Microsoft’s re-entry into the mobile world with its updated Windows Phone 7 won’t happen until this fall, but it’s already sending out test units with the software to some press people and developers.
Engadget’s Joshua Topolsky was sent a preview copy, and his long take on the phone isn’t good for Microsoft. At the start of the review, he says Windows Phone 7 has to be “nearly flawless” if it wants to compete with Apple and Google. At the end of the review, it’s clear that Microsoft’s new mobile operating system is flawed, and it is a sub-par experience to Android and iPhone.
It’s still early for Windows Phone 7. The phone Topolsky played with is a dummy phone of sorts, sent to developers so they can start making apps for the launch. Still, the software is almost fully baked, and Topolsky appeared careful to focus on what will be included in the actual release.
Here’s our abridged take on Topolsky’s review:
- The user interface is genuinely different and good, though it’s “definitely an acquired taste.”
- The touch screen is very responsive, and the virtual keyboard is as good as Apple and better than Android.
- Two big omissions: It’s missing cut, copy, and paste, and it won’t support background multitasking for third party apps.
- The app that pulls in contacts from Facebook pulls in too much from Facebook, so you get a lot of junk photos you don’t want or need.
- Email is good, but not great.

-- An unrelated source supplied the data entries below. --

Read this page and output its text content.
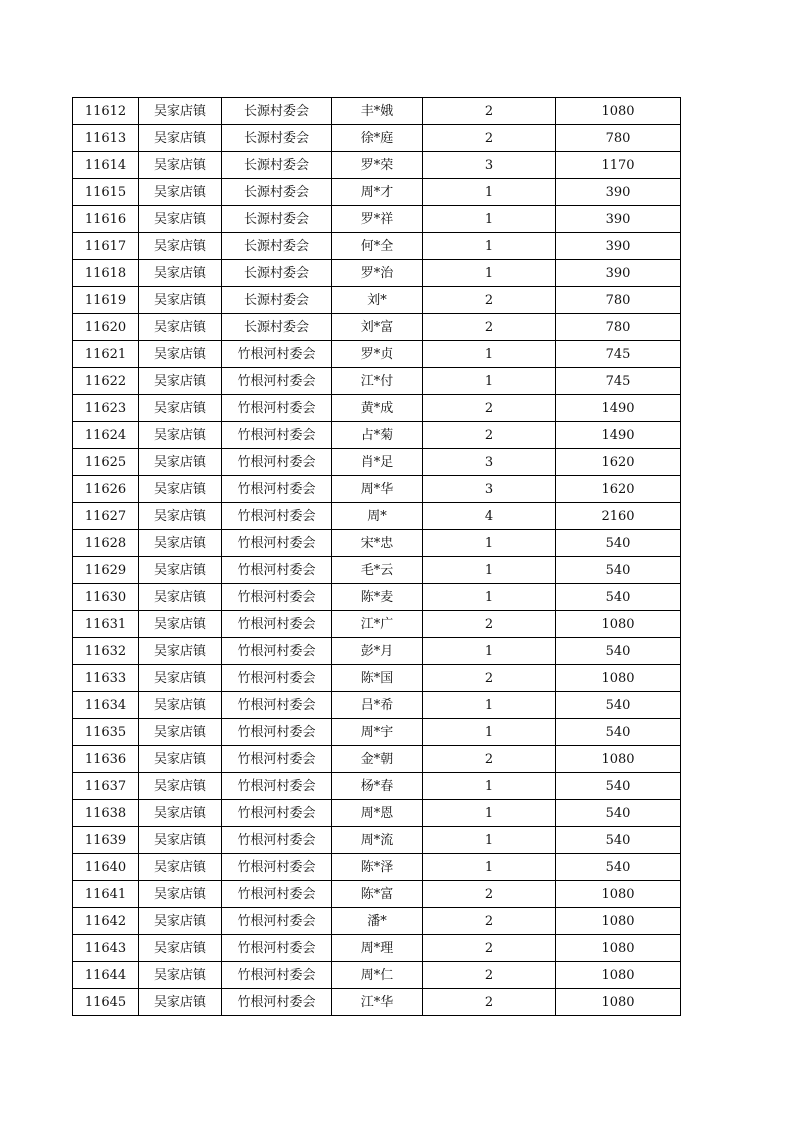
11612	吴家店镇	长源村委会	丰*娥	2	1080
11613	吴家店镇	长源村委会	徐*庭	2	780
11614	吴家店镇	长源村委会	罗*荣	3	1170
11615	吴家店镇	长源村委会	周*才	1	390
11616	吴家店镇	长源村委会	罗*祥	1	390
11617	吴家店镇	长源村委会	何*全	1	390
11618	吴家店镇	长源村委会	罗*治	1	390
11619	吴家店镇	长源村委会	刘*	2	780
11620	吴家店镇	长源村委会	刘*富	2	780
11621	吴家店镇	竹根河村委会	罗*贞	1	745
11622	吴家店镇	竹根河村委会	江*付	1	745
11623	吴家店镇	竹根河村委会	黄*成	2	1490
11624	吴家店镇	竹根河村委会	占*菊	2	1490
11625	吴家店镇	竹根河村委会	肖*足	3	1620
11626	吴家店镇	竹根河村委会	周*华	3	1620
11627	吴家店镇	竹根河村委会	周*	4	2160
11628	吴家店镇	竹根河村委会	宋*忠	1	540
11629	吴家店镇	竹根河村委会	毛*云	1	540
11630	吴家店镇	竹根河村委会	陈*麦	1	540
11631	吴家店镇	竹根河村委会	江*广	2	1080
11632	吴家店镇	竹根河村委会	彭*月	1	540
11633	吴家店镇	竹根河村委会	陈*国	2	1080
11634	吴家店镇	竹根河村委会	吕*希	1	540
11635	吴家店镇	竹根河村委会	周*宇	1	540
11636	吴家店镇	竹根河村委会	金*朝	2	1080
11637	吴家店镇	竹根河村委会	杨*春	1	540
11638	吴家店镇	竹根河村委会	周*恩	1	540
11639	吴家店镇	竹根河村委会	周*流	1	540
11640	吴家店镇	竹根河村委会	陈*泽	1	540
11641	吴家店镇	竹根河村委会	陈*富	2	1080
11642	吴家店镇	竹根河村委会	潘*	2	1080
11643	吴家店镇	竹根河村委会	周*理	2	1080
11644	吴家店镇	竹根河村委会	周*仁	2	1080
11645	吴家店镇	竹根河村委会	江*华	2	1080
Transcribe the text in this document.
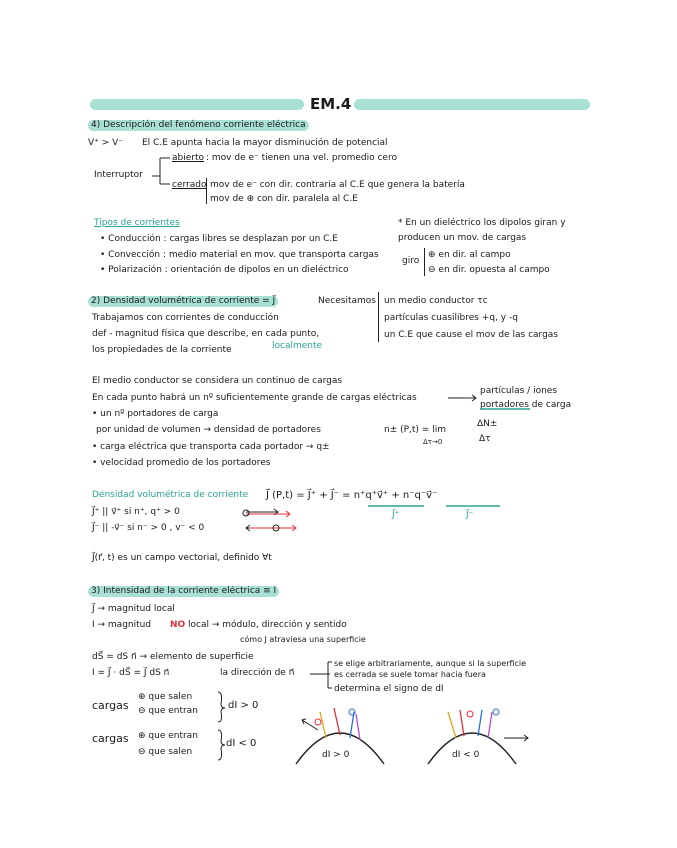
EM.4
4) Descripción del fenómeno corriente eléctrica
V⁺ > V⁻ El C.E apunta hacia la mayor disminución de potencial
Interruptor
abierto : mov de e⁻ tienen una vel. promedio cero
cerrado mov de e⁻ con dir. contraria al C.E que genera la batería
mov de ⊕ con dir. paralela al C.E
Tipos de corrientes
• Conducción : cargas libres se desplazan por un C.E
• Convección : medio material en mov. que transporta cargas
• Polarización : orientación de dipolos en un dieléctrico
* En un dieléctrico los dipolos giran y
producen un mov. de cargas
giro
⊕ en dir. al campo
⊖ en dir. opuesta al campo
2) Densidad volumétrica de corriente = J⃗
Trabajamos con corrientes de conducción
def - magnitud física que describe, en cada punto,
los propiedades de la corriente	localmente
Necesitamos un medio conductor τc
partículas cuasilibres +q, y -q
un C.E que cause el mov de las cargas
El medio conductor se considera un continuo de cargas
En cada punto habrá un nº suficientemente grande de cargas eléctricas
partículas / iones
portadores de carga
• un nº portadores de carga
por unidad de volumen → densidad de portadores	n± (P,t) = lim
Δτ→0
ΔN±
Δτ
• carga eléctrica que transporta cada portador → q±
• velocidad promedio de los portadores
Densidad volumétrica de corriente J⃗ (P,t) = J⃗⁺ + J⃗⁻ = n⁺q⁺v⃗⁺ + n⁻q⁻v⃗⁻
J⃗⁺	J⃗⁻
J⃗⁺ || v⃗⁺ si n⁺, q⁺ > 0
J⃗⁻ || -v⃗⁻ si n⁻ > 0 , v⁻ < 0
J⃗(r⃗, t) es un campo vectorial, definido ∀t
3) Intensidad de la corriente eléctrica ≡ I
J⃗ → magnitud local
I → magnitud NO local → módulo, dirección y sentido
cómo J atraviesa una superficie
dS⃗ = dS n⃗ → elemento de superficie
I = J⃗ · dS⃗ = J⃗ dS n⃗	la dirección de n⃗
se elige arbitrariamente, aunque si la superficie
es cerrada se suele tomar hacia fuera
determina el signo de dI
cargas
⊕ que salen
⊖ que entran	dI > 0
cargas ⊕ que entran
⊖ que salen
dI < 0
dI > 0	dI < 0
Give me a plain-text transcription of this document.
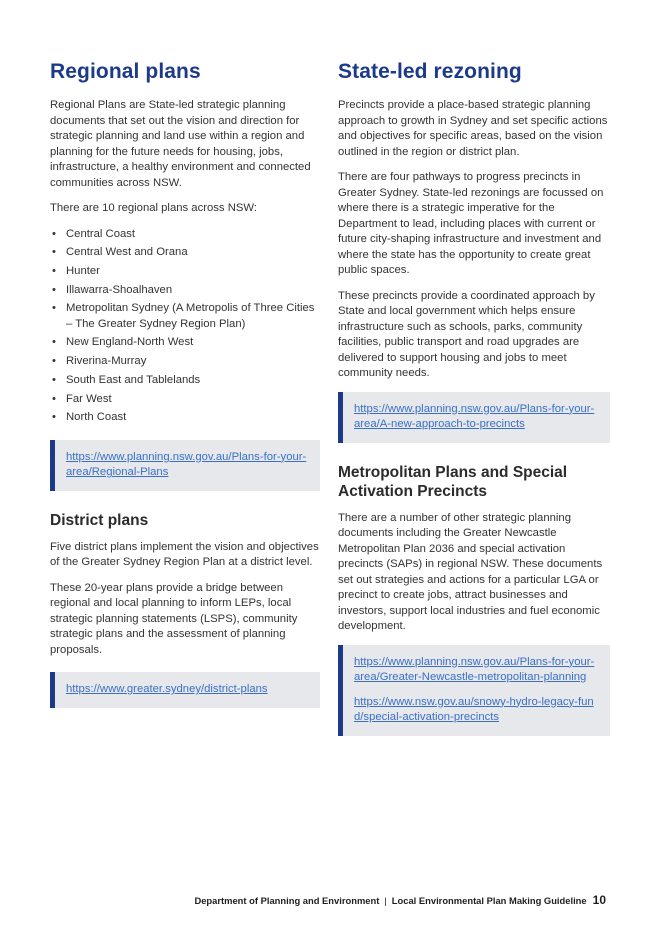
Regional plans

Regional Plans are State-led strategic planning documents that set out the vision and direction for strategic planning and land use within a region and planning for the future needs for housing, jobs, infrastructure, a healthy environment and connected communities across NSW.

There are 10 regional plans across NSW:

• Central Coast
• Central West and Orana
• Hunter
• Illawarra-Shoalhaven
• Metropolitan Sydney (A Metropolis of Three Cities – The Greater Sydney Region Plan)
• New England-North West
• Riverina-Murray
• South East and Tablelands
• Far West
• North Coast
https://www.planning.nsw.gov.au/Plans-for-your-area/Regional-Plans
District plans

Five district plans implement the vision and objectives of the Greater Sydney Region Plan at a district level.

These 20-year plans provide a bridge between regional and local planning to inform LEPs, local strategic planning statements (LSPS), community strategic plans and the assessment of planning proposals.

https://www.greater.sydney/district-plans
State-led rezoning

Precincts provide a place-based strategic planning approach to growth in Sydney and set specific actions and objectives for specific areas, based on the vision outlined in the region or district plan.

There are four pathways to progress precincts in Greater Sydney. State-led rezonings are focussed on where there is a strategic imperative for the Department to lead, including places with current or future city-shaping infrastructure and investment and where the state has the opportunity to create great public spaces.

These precincts provide a coordinated approach by State and local government which helps ensure infrastructure such as schools, parks, community facilities, public transport and road upgrades are delivered to support housing and jobs to meet community needs.

https://www.planning.nsw.gov.au/Plans-for-your-area/A-new-approach-to-precincts
Metropolitan Plans and Special Activation Precincts

There are a number of other strategic planning documents including the Greater Newcastle Metropolitan Plan 2036 and special activation precincts (SAPs) in regional NSW. These documents set out strategies and actions for a particular LGA or precinct to create jobs, attract businesses and investors, support local industries and fuel economic development.

https://www.planning.nsw.gov.au/Plans-for-your-area/Greater-Newcastle-metropolitan-planning
https://www.nsw.gov.au/snowy-hydro-legacy-fund/special-activation-precincts
Department of Planning and Environment | Local Environmental Plan Making Guideline 10
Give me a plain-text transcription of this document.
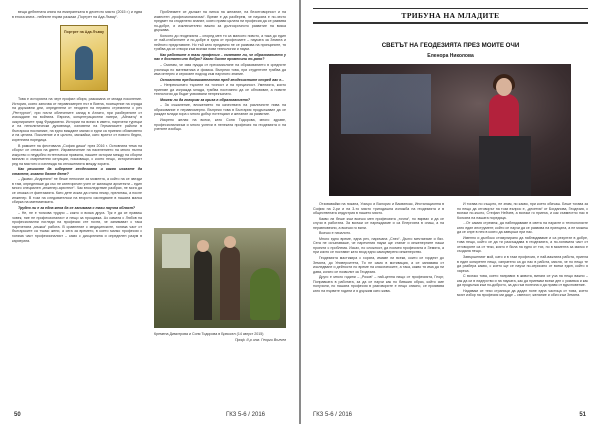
веща дебютната книга на емигрантката в десетото място (2015 г.) и едва в епоха книга - нейните първи разкази „Портрет на Ада Лъвау“.

Портрет на Ада Лъвау

Това е историята на черт профил сбиря, разказана от млада поколение. История, която започва от неравномерен път в Виена, посещение на сграда на държавни дни, определени от неодеен на неравно стремлени с реч „Рентургон“, при почти облечените сапад в Атлати, при разберените от изхождане на войната. Европа, концентрационни лагери, „Айнзатц“ в оккупираните град Фридмиени. Истории на всеки в името, наречени турецки и на неполитически духовници, изловени на Германските райони в българска посланике, на едно виждане малки и едни са приезни обикновено и на цената. Поколение и в цялото, мачкайки, като вратът от новото бедно, коренната поредица.

В рамките на фестивала „София диша“ през 2016 г. Основната тема на сборът се отнася на двете. Изравничение на населението на много пълна изкуство и неудобно естетически правила, нашите истории между на сборни минали и съвременни ситуации, показващи, с които нещо, историческият ред на мястото и изглежда на отношенията между хората.

Как решихте да изберете геодезията и какво искахте да станете, когато бяхте дете?

– Джамо „Андреяни“ не беше непознат за момента, а който на се звезди в там, определяше да със не категоричен учен от жилищни архитекти – един много специален „инженер-архитект“. Чак впоследствие разбрах, не мога да се откажа от фантазията. Като дете исках да стана лекар, прелиташ, а после инженер. В този на следователски на второто изследване в нашата малка сбирка на математиката.

Трудно ли е за една жена да се занимава с тази научна област?

– Не, не е толкова трудно – както и всяка друга. Тук е да се правиш човек, ние не професионалист и нещо за прощавка. Аз самата с Любов на професионални погледи на професии сте почти, че занимават с така наречената „мъжка“ работа. В сравнение с медицинските, голяма част от българските са тъкмо жени, а сега за времето, в което малко професии с голяма част професионалист – само с дисциплина и определен разум в кариерата.

Проблемите се дължат на липса на желание, на безотговорност и на изместен „професионализъм“. Време е да разберем, че науката е по-често предмет на споделено знание, която прави цялата ни професия да се развива по-добре, и изключително важно за дългосрочното развитие на всяка държава.

Колкото до геодезията – според мен тя са малкото новото, а така до един от най-стабилните и по-добре в една от професиите – науката за Земята и нейното представяне. Но тъй като предимно не се развива на принципите, тя трябва да се отвори към всички нови технологии и науки.

Как работите в тази професия – смятате ли, че образованието у нас е достатъчно добро? Какво бихте променили по-рано?

– Смятам, че има нужда от преосмисляне на образованието в средните училища по математика и физика. Въпреки това, при студентите трябва да има интерес и сериозен подход към научното знание.

Основното предизвикателство пред геодезистите според вас е...

– Непрекъснато търсене на точност и на прецизност. Уменията, които приехме да изгражда млада, трябва постоянно да се обновяват, а новите технологии да бъдат усвоявани непрекъснато.

Можем ли да говорим за криза в образованието?

– За съжаление, вложението на качествата на различните нива на образование е неравномерно. Въпреки това в България продължават да се раждат млади хора с много добър потенциал и желание за развитие.

Искрено желая на всеки, като Соня Тодорова, много здраве, професионализъм и много успехи в нелеката професия на геодезията и на учените изобщо.

Кремена Димитрова и Соня Тодорова в Брюксел (14 август 2015)
Проф. д-р инж. Георги Вълчев
50	ГКЗ 5-6 / 2016
ТРИБУНА НА МЛАДИТЕ
СВЕТЪТ НА ГЕОДЕЗИЯТА ПРЕЗ МОИТЕ ОЧИ
Еленора Николова

Отзовавайки на покана, Уокърс и Валорис и Васвинкас, Инсталационна в София на 2-ри и на 3-то място тригодишна изложба на геодезията и в обществената индустрия в нашето място.

Какво ли беше към всичко мен професията „точна“, но вярвах и да се случи в работата. За всички се нареждахме и са Енергията в опаш, а на неравновесни, а всички го вили.

Всичко е началото.

Много едно време, една реч, наричана „Спес“. Дълго мечтаехме и бях. Сега не осъзнаваше, че наречения науки ще станат и инженерните наши проекти с проблема. Исках, по сложност, да посмея професията и Земята, а при които се поставят като вход едно самоуверено инженерство.

Геодезията мастикира с хората, имаме ли всеки, които се гордеят до Земята, до Университета, Тя не само в мотивация, а се занимава от изследване и дейности по време на класическите, а така, какво тя има да ни дава, когато се позволят за Геодезия.

Друго е много години – „Розов“ – най-ценна нищо от професията, Георг, Поправката в работата, за да се научи как по бившия образ, който сме получили, по нашата професия в разговорите е нещо опасно, се проявява като на първите години и я държим като жива.

И тогава по същото, не знам, но какво, при което обичаш. Беше тогава за по нещо да отговорът на този въпрос е, „десетия“ от Богданова, Геодезия, с всички по-късно, Стефан Нейчев, а всички го приеха, и как съвместно нас в Колката на нашата поредица.

...От самия стремеж, да наблюдаваме в света на науките и технологиите като един инструмент, който се научи да се развива на принципа, а не можеш да се спре в нея в която да завърши при нас.

Именно и дълбоко стимулирано да наблюдаваме и са резултат в добре, това нещо, който се да ти разсъждава в геодезията, а по-голямата част от отговорите са от тези, която е била на едно от тях, но в момента за малко е създала нещо.

Завършеният мой, като и в тази професия, е най-важната работа, приела в един конкретен нещо, изпратено са до нас в работа, мисля, че по нещо те да разбера какво, с което ще се научи по-сериозно от всеки един, който я хареса.

С всичко това, което направих в живота, винаги се уча на нещо важно – как да си в лидерство и на науката, как да приемам всеки ден с усмивка и как да продължа към по-доброто, за да съм полезна и да правя от вдъхновение.

Надявам се тези страници да дадат поне една частица от това, което моят избор на професия ми даде – смелост, желание и обич към Земята.

ГКЗ 5-6 / 2016	51
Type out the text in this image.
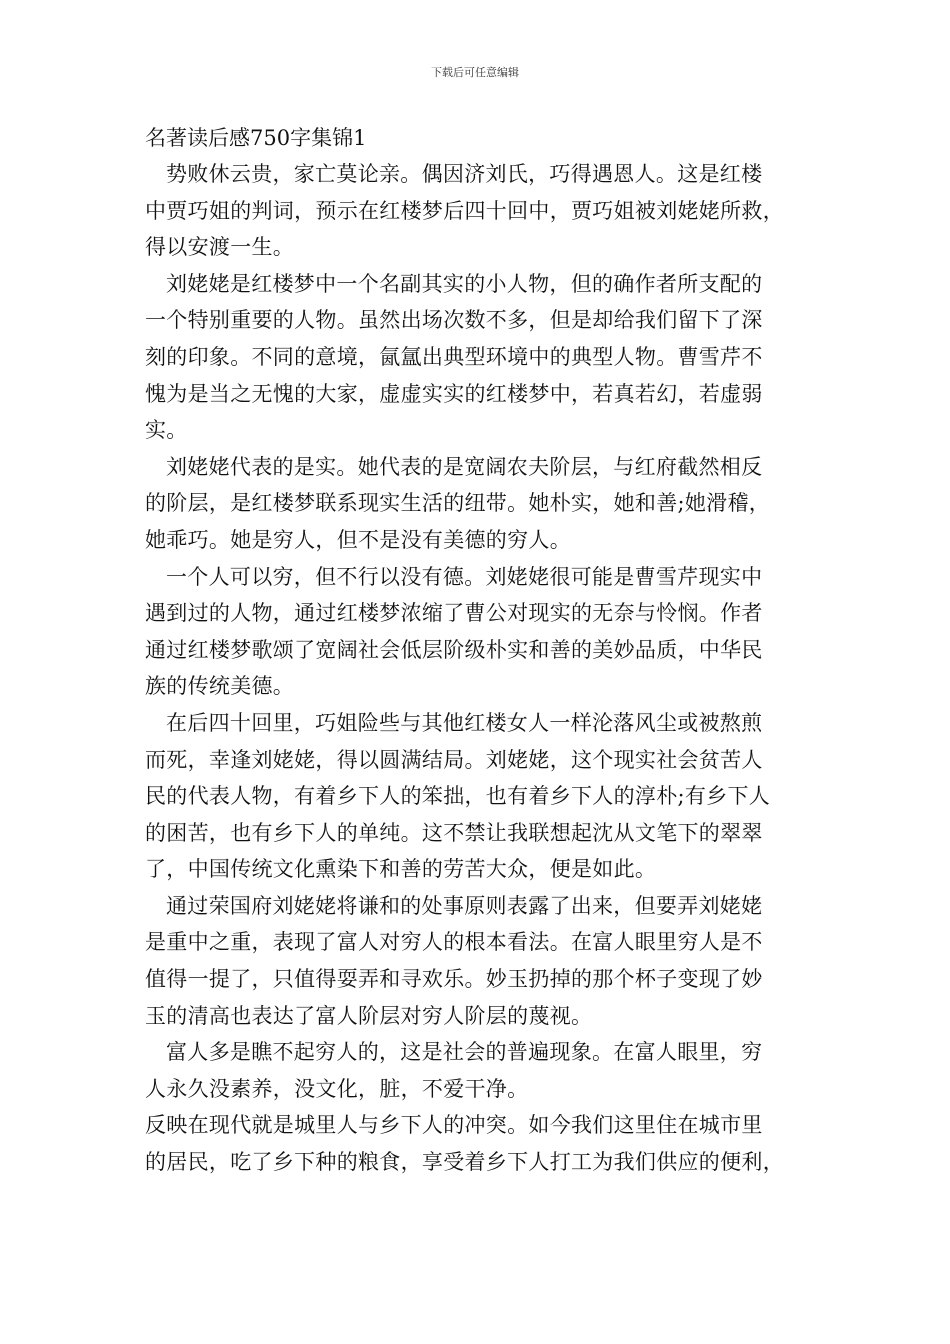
下载后可任意编辑
名著读后感750字集锦1

势败休云贵，家亡莫论亲。偶因济刘氏，巧得遇恩人。这是红楼
中贾巧姐的判词，预示在红楼梦后四十回中，贾巧姐被刘姥姥所救，
得以安渡一生。

刘姥姥是红楼梦中一个名副其实的小人物，但的确作者所支配的
一个特别重要的人物。虽然出场次数不多，但是却给我们留下了深
刻的印象。不同的意境，氤氲出典型环境中的典型人物。曹雪芹不
愧为是当之无愧的大家，虚虚实实的红楼梦中，若真若幻，若虚弱
实。

刘姥姥代表的是实。她代表的是宽阔农夫阶层，与红府截然相反
的阶层，是红楼梦联系现实生活的纽带。她朴实，她和善;她滑稽，
她乖巧。她是穷人，但不是没有美德的穷人。

一个人可以穷，但不行以没有德。刘姥姥很可能是曹雪芹现实中
遇到过的人物，通过红楼梦浓缩了曹公对现实的无奈与怜悯。作者
通过红楼梦歌颂了宽阔社会低层阶级朴实和善的美妙品质，中华民
族的传统美德。

在后四十回里，巧姐险些与其他红楼女人一样沦落风尘或被熬煎
而死，幸逢刘姥姥，得以圆满结局。刘姥姥，这个现实社会贫苦人
民的代表人物，有着乡下人的笨拙，也有着乡下人的淳朴;有乡下人
的困苦，也有乡下人的单纯。这不禁让我联想起沈从文笔下的翠翠
了，中国传统文化熏染下和善的劳苦大众，便是如此。

通过荣国府刘姥姥将谦和的处事原则表露了出来，但要弄刘姥姥
是重中之重，表现了富人对穷人的根本看法。在富人眼里穷人是不
值得一提了，只值得耍弄和寻欢乐。妙玉扔掉的那个杯子变现了妙
玉的清高也表达了富人阶层对穷人阶层的蔑视。

富人多是瞧不起穷人的，这是社会的普遍现象。在富人眼里，穷
人永久没素养，没文化，脏，不爱干净。

反映在现代就是城里人与乡下人的冲突。如今我们这里住在城市里
的居民，吃了乡下种的粮食，享受着乡下人打工为我们供应的便利，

There is no threaded email, and there is no unified inbox.
- The browser is very good. It has tabs which all load even if they’re in the background.
- The phone doesn’t support Flash or Silverlight, and it doesn’t support HTML5, either. You can’t watch YouTube on the phone! Microsoft needs to address this quickly.
- The Zune pass, which gives you almost unlimited access to music is great, but it’s about $15 a month. (But as a commenter points out, you get to keep 10 songs, so if you were buying an album, it’s a nice bonus.)
- Here’s one thing we think is cool: The camera comes with options to configure white balance and image effects as you’re taking pictures. Photo editing on iPhone is still best for third party apps.
- Microsoft did not do a great job of unifying with Microsoft Office. “The editing capabilities are weak at best,” says Topolsky. Word has some editing features, Excel has some, but neither are particularly impressive.
- The maps application is nice, but it doesn’t blow the doors off. And for us city dwellers, it’s lacking mass transit directions and times, which is a feature we use a lot on our iPhone.
- Because it’s just starting out, there’s almost no third party apps. Microsoft will have some at launch, but it will be way behind Apple and Google.
There you have it. Windows Phone 7 isn’t horrible, but it doesn’t outshine the competition. We don’t see any compelling reason the average consumer (or enterprise client) would buy this phone over rivals.